The only thing I can think of was the fact that I did not use much salt in this tank due to the fact that I have an otocinclus in there. I was planning on taking the guppies out to be in a more salted tank away from the otocinclus but I was waiting on their new tank to cycle. Does the fry tank now need to be treated too? It is hard to see if the fry have it because they are so small plus their tummies always get big after eating. Any advice that you can give to help me would be so greatly appreciated.
 
Thank you,
Aundrea
 
 
 
Reply. Hello again Aundrea. I don't have a short answer filled with helpful ideas.

It sounds like your fish do have Dropsy, which is disease in which the fish's body fills with excess fluid, until the scales are forced to stand on end pointing out away from the body making the fish look like a little porcupine.

By the time you see the scales pointing outward, the fish cannot be saved.

As I understand it, Dropsy occurs, when the fish's kidneys are unable to pump enough water out of the fish. Lets stop and talk about fish kidneys.

Osmotic pressure across the membranes in the fish's gills constantly pushes fresh water into the fish's bloodstream.

Like our blood the fish's blood has to have more salts than the amount of salts in fresh water. The fish's kidneys constantly get rid of the extra fresh water that is being pushed into the fish's blood stream by the osmotic pressure.

If the fish's kidneys become too damaged, they will not be able to pump enough water to keep the fish from becoming bloated. So the Dropsy that you see is the result of the fish's kidneys failing.

Why did your fish's kidneys fail? It may have been caused by a virus, a bacteria, some other pathogen, or even a toxin. Kidney failure probably has many different causes.

That is why we have no specific treatment. I doubt if the the Recommended Treatment would have helped your fish.

Click here for more about the Recommended Treatment.

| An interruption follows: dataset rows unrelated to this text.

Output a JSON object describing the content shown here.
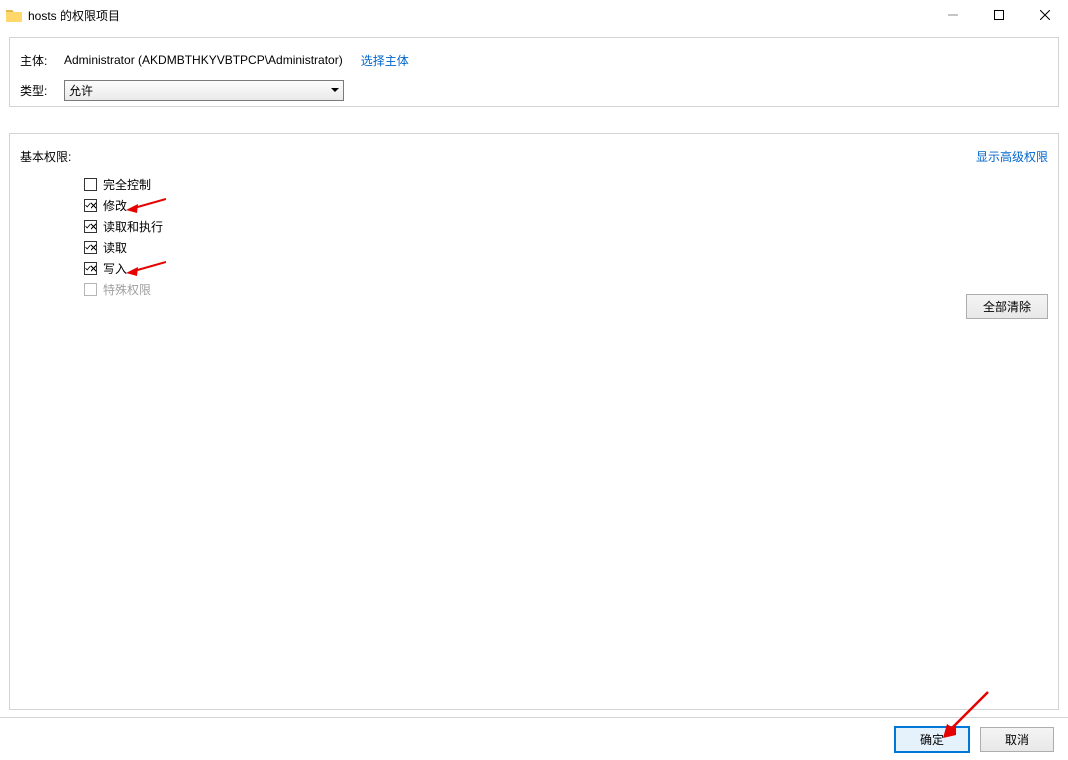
{
  "window": {
    "title": "hosts 的权限项目"
  },
  "principal": {
    "label": "主体:",
    "value": "Administrator (AKDMBTHKYVBTPCP\\Administrator)",
    "select_link": "选择主体"
  },
  "type": {
    "label": "类型:",
    "selected": "允许"
  },
  "permissions": {
    "title": "基本权限:",
    "advanced_link": "显示高级权限",
    "items": [
      {
        "label": "完全控制",
        "checked": false,
        "disabled": false
      },
      {
        "label": "修改",
        "checked": true,
        "disabled": false
      },
      {
        "label": "读取和执行",
        "checked": true,
        "disabled": false
      },
      {
        "label": "读取",
        "checked": true,
        "disabled": false
      },
      {
        "label": "写入",
        "checked": true,
        "disabled": false
      },
      {
        "label": "特殊权限",
        "checked": false,
        "disabled": true
      }
    ],
    "clear_all": "全部清除"
  },
  "buttons": {
    "ok": "确定",
    "cancel": "取消"
  }
}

You say that you used Maracyn 2. We have tested this antibiotic, and found that in our facilities it was effective against only about 10% of the bacteria, and your fish may not have a bacterial infection.

Click here for more information.

I would surmise that your Guppies have had kidney problems for quite a while, perhaps even before you bought them.

Then some recent stress caused their kidneys to fail. Maybe it was the stress of seeing all those new baby Guppies.

You certainly sound like a very conscientious aquarists, and for that I compliment you. As I read your email it sounds like you have been doing most things correctly.

In conclusion, sadly I don't have any advice that will help you fish that are stricken with dropsy. Usually, but not always, dropsy is not infectious.

To reduce the possibility of infecting other fish I would wait a couple of weeks before adding new fish, and I recommend that you give your aquarium the Recommended Treatment with only one-half dose of Quick Cure instead of the full dose, because you have delicate baby fish.

So your 5-gallon aquarium will only get 2 drops of Quick Cure. Aquarium Salt will help eliminate many pathogens from your aquarium.